Puisqu’un bonheur ne vient jamais seul, le comédien et metteur en scène Karam Motawie, en visite à Alexandrie, a remarqué Samira qui participait à la pièce Siret Al-Fata Hemdan (biographie du jeune Hemdan), avec la troupe théâtrale d’Alexandrie, formée par le ministère de la Culture. Une fois le spec­tacle terminé, le metteur en scène l’a saluée, lui proposant d’aller au Caire et de prendre part à sa pièce en préparation : Watani Akka (ma patrie, Acre). Elle y a interprété le rôle d’une jeune fille palestinienne.

D’un succès à l’autre, son père lui a permis, en 1970, d’aller vivre au Caire chez sa soeur Nadia, professeure à la faculté de pédagogie musicale. Elle enchaîna les rôles, par la suite, s’attira la jalousie des uns et des autres, parmi ses collègues. « Je me souviens toujours de la sym­pathie que me témoignait la grande dame du théâtre arabe Samiha Ayoub. Elle empêchait les autres de me taquiner, puisque certaines jeunes actrices me prenaient pour intruse ou une intrigante qui est venue voler les rôles prin­cipaux », avoue-t-elle.

Toutefois, elle n’a pas renoncé un instant à sa passion pour la radio. En quittant Alexandrie, elle a demandé une lettre de recommandation à son ancien mentor Hafez Abdel-Wahab, pour l’introduire à la Radio du Caire. « La lettre qu’il a adressée à Mohamad Mahmoud Chaaban — dit Papa Charo— ne renfermait qu’une seule phrase: Je t’offre une belle voix cultivée », se souvient-elle. Le directeur de la radio a accepté qu’elle anime avec lui son programme hebdomadaire Amaken Laha Tarikh (des lieux ayant une histoire), puis il lui a offert un jour la chance de sa vie, à savoir l’émission quotidienne Qala Al-Faylassouf (le philosophe a dit). Une émission qui lui a valu un grand succès depuis plus de 40 ans.

Le style est donc lancé, et le public s’ac­croche d’abord à sa voix, ensuite se familia­rise avec son physique reposant, lorsqu’elle a commencé à jouer dans les séries télévisées dans les années 1970. Car elle s’est vite fait remarquer à travers les feuilletons Sayédati Anéssati (mes dames et mes demoiselles) et Afwah wa Araneb (bouches et lapins) puis, dans les années 1980, dans Hikayate Howa wa Hiya (lui et elle) ou Mohamad, ya Rassoul Allah (Mohamad, prophète et messager d’Al­lah). Ses débuts au cinéma étaient plutôt tar­difs, il fallait attendre les années 1990 pour qu’elle décroche un rôle dans Eedam Qadi (exécution d’un juge) et Awlad Dorgham (les fils de Dorgham). Puis, on a pu la voir dans des dizaines d’oeuvres, toutes d’un certain niveau.

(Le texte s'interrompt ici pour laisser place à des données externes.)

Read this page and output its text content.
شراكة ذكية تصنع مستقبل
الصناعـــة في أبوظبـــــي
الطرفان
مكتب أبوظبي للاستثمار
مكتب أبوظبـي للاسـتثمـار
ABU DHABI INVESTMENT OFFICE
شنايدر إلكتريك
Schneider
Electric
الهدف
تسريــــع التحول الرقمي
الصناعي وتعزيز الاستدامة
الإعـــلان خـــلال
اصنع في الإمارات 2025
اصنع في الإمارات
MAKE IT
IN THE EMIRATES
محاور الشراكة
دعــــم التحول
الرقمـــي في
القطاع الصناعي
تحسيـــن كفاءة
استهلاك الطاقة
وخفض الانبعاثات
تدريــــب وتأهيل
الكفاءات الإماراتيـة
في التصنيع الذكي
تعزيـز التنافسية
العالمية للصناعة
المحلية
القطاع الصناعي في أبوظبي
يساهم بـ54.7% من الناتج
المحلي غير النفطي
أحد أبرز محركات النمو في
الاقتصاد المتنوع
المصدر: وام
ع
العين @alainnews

Exigeante, elle ne se fige pas dans un rôle, mais bourlingue. Elle tient la barre très haut, toujours fidèle à ses propres convictions. Pour tous ceux qui la connaissent, Samira Abdel-Aziz n’en fait qu’à sa tête. Elle se vante de ne suivre que ce qui lui plaît, sinon c’est le refus total et décisif. Au fur et à mesure, elle fut surnommée la « mère des Grands », car elle a incarné sur écran la mère de quelque 10 grands noms de l’Histoire dans de différents domaines, dont Moïse, Al-Imam Al-Chaféï, Al-Imam Ibn Hanbal, Al-Imam Al-Termozi, Al-Imam Al-Maraghi, le cheikh Mohamad Metwalli Al-Chaarawi et les légendes de la musique arabe: Sayed Darwich, Oum Kalsoum et Mohamad Abdel-Wahab. « C’est pourquoi j’ai refusé de jouer la mère d’un baltagui (truand) incarné par le comédien Mohamad Ramadan, dans son feuilleton Ibn Halal. De quoi avoir suscité une vague de critiques et soulevé la colère des fans de Ramadan, mais moi je suis convaincue que j’ai le droit de refuser de jouer dans un contexte pareil », explique fermement la comédienne.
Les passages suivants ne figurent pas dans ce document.